Judge of the Court of First Instance of the High Court
- In office 2003–2012

Personal details
- Born: 1959 (age 66–67) Mumbai, India
- Education: University of Oxford

= Aarif Barma =

Hong Kong judge

The Honourable Mr Justice Aarif Tyebjee Barma (鮑晏明; born 1959) is a Hong Kong judge, and currently serves as Justice of Appeal of the Court of Appeal of Hong Kong.

==Biography==

===Early life===

Born in Mumbai, India, Barma grew up in Hong Kong, where he attended Diocesan Boys' School. He then read law at Exeter College, Oxford obtaining a BA in 1981 and a BCL in 1982.

===Legal career===

Barma was called to the Bar at Middle Temple in 1983, and to the Hong Kong Bar later the same year. After doing most of his pupillage in London, he returned to Hong Kong to complete his pupillage and commenced practice there as a barrister at the end of 1984. In 2002, he was appointed Senior Counsel. He was a member of Temple Chambers during his time in private practice.

Barma sat as a Deputy High Court Judge in 2002 and 2003.

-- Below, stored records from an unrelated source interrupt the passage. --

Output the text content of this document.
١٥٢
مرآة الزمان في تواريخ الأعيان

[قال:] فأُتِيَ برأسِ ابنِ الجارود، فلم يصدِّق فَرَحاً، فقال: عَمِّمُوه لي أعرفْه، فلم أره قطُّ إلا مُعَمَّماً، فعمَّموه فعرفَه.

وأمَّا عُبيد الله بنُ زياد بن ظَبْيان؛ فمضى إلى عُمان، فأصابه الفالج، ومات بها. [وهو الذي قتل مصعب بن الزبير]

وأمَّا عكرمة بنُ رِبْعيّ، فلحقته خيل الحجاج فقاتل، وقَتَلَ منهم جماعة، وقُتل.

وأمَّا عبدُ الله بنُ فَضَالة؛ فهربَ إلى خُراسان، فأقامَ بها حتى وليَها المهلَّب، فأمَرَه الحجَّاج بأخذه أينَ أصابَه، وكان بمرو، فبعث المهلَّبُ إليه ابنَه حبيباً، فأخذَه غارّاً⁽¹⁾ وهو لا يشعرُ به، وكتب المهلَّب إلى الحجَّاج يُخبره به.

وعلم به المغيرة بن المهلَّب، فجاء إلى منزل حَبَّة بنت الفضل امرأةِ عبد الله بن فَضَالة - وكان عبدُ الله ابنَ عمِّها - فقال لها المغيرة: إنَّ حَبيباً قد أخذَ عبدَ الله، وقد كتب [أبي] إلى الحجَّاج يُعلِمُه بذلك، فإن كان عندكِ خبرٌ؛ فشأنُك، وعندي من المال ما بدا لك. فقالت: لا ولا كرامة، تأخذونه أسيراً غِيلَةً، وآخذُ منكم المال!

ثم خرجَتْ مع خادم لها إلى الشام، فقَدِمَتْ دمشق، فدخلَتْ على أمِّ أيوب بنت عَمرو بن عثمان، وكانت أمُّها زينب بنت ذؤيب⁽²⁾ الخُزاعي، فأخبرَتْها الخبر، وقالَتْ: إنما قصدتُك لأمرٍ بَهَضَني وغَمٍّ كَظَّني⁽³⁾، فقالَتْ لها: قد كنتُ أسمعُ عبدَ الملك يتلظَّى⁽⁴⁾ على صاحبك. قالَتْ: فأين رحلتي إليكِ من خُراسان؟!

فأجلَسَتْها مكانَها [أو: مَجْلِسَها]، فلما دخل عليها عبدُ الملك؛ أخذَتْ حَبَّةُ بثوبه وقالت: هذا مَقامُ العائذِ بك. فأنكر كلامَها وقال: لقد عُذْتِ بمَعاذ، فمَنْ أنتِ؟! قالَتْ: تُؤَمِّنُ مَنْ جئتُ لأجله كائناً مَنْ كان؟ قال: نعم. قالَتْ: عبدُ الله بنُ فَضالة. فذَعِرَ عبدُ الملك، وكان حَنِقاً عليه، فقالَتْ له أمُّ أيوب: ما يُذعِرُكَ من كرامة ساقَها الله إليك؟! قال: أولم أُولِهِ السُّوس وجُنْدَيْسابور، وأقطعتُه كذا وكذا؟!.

In September 2003, Barma was appointed a Judge of the Court of First Instance of the High Court of Hong Kong. He dealt mostly with company, insolvency, commercial and tax cases. In 2012, Barma became the Judge in charge of the Admiralty List.

In November 2012, Barma was appointed a Justice of Appeal of the Court of Appeal of the High Court of Hong Kong.

In September 2015, Barma was elected a Bencher of the Middle Temple.